Every year from April to July, when spring and summer alternate, the coastal areas often appear foggy. At this time, the blue sea and blue sky were shrouded in white mist, like a fairyland on earth. This is known as sea fog. In general, sea fog can be divided into advection fog, mixed fog, radiation fog, and terrain fog. Different types of sea fog have slightly different causes and characteristics.


Formation of sea fog


Sea fog is actually small droplets of water suspended in the air above the sea surface. When the water vapor in the lower atmosphere at the sea surface increases and the temperature decreases, the atmosphere will gradually reach saturation or supersaturation. At this time, a large amount of water vapor in the air will condense into small suspended water droplets. As the number of water droplets continues to increase, the sky will gradually appear grayish white. At this time, the visibility on the sea surface decreases, forming sea fog.


Sea fog can hang over the sea for a long time, what's the matter? This is because the water droplets that make up sea fog are about 10 microns in diameter. Such droplets are small and light, falling about 1 cm per minute, making it appear as if they are still in mid-air.


1. Advection fog


Advection fog is the fog generated on the sea surface due to air advection, including advective cooling fog and advective evaporative fog. Advection cooling fog, also known as "warm advection fog", is a fog formed by condensation of water vapor when the warm air passes over the sea surface. The fog is thick, large in scope, and lasts for a long time; As the name suggests, it is fog formed by the evaporation of seawater. The fog area is large, but the fog layer is thin.


2. Hybrid fog


Mixed fog includes cool season mixed fog and warm season mixed fog. Both types of fog form for similar reasons: Sea storms often bring airborne water droplets to the surface of the sea, gradually saturating the air with water vapor.
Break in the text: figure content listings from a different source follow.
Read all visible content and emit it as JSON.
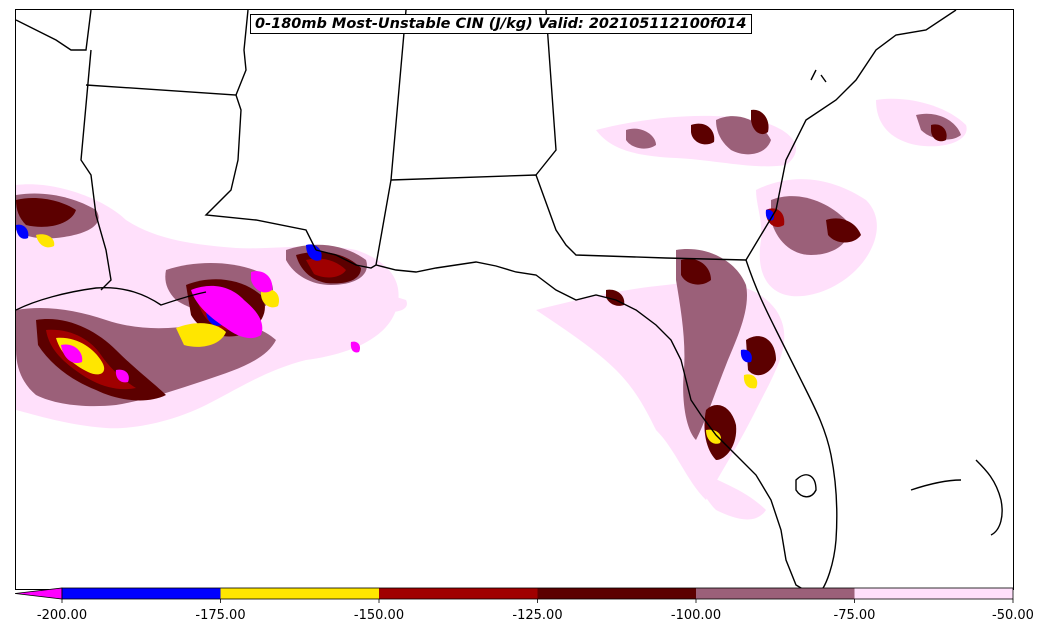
{
  "title": "0-180mb Most-Unstable CIN (J/kg) Valid: 202105112100f014",
  "colorbar": {
    "extend": "min",
    "extend_color": "#ff00ff",
    "bins": [
      {
        "min": -200,
        "max": -175,
        "color": "#0000ff"
      },
      {
        "min": -175,
        "max": -150,
        "color": "#ffe600"
      },
      {
        "min": -150,
        "max": -125,
        "color": "#a00000"
      },
      {
        "min": -125,
        "max": -100,
        "color": "#5c0000"
      },
      {
        "min": -100,
        "max": -75,
        "color": "#9b6079"
      },
      {
        "min": -75,
        "max": -50,
        "color": "#ffe0fb"
      }
    ],
    "tick_labels": [
      "-200.00",
      "-175.00",
      "-150.00",
      "-125.00",
      "-100.00",
      "-75.00",
      "-50.00"
    ]
  }
}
This air combines with cold air from high latitudes to form cool-season mixed fog, and combines with warm air from low latitudes to form warm-season mixed fog.


3. Radiation fog


Radiation fog can be divided into floating film radiation fog, salt layer radiation fog, and ice surface radiation fog. Floating film radiation fog is produced by oily dirt or suspended solids floating on the sea surface. These suspensions form a thin film, and radiative cooling causes water vapor near the thin film to form a fog at dawn on a clear day. After the spray droplets evaporate, they leave fine salt particles in the air, forming an airborne salt layer. At night, the radiative cooling of the salt layer causes nearby water vapor to form a salt layer radiation fog. Ice surface radiation fog is the fog formed by the radiative cooling of sea ice and icebergs.


4. Terrain fog


Terrain fog is fog formed due to topographical reasons, and is divided into island fog formed when air climbs along the island and shore fog commonly found near the coast. Shore fog is an interesting fog that moves back and forth between sea and land with land and sea breezes. This fog is often seen on the east coast of Canada and the west coast of the United States.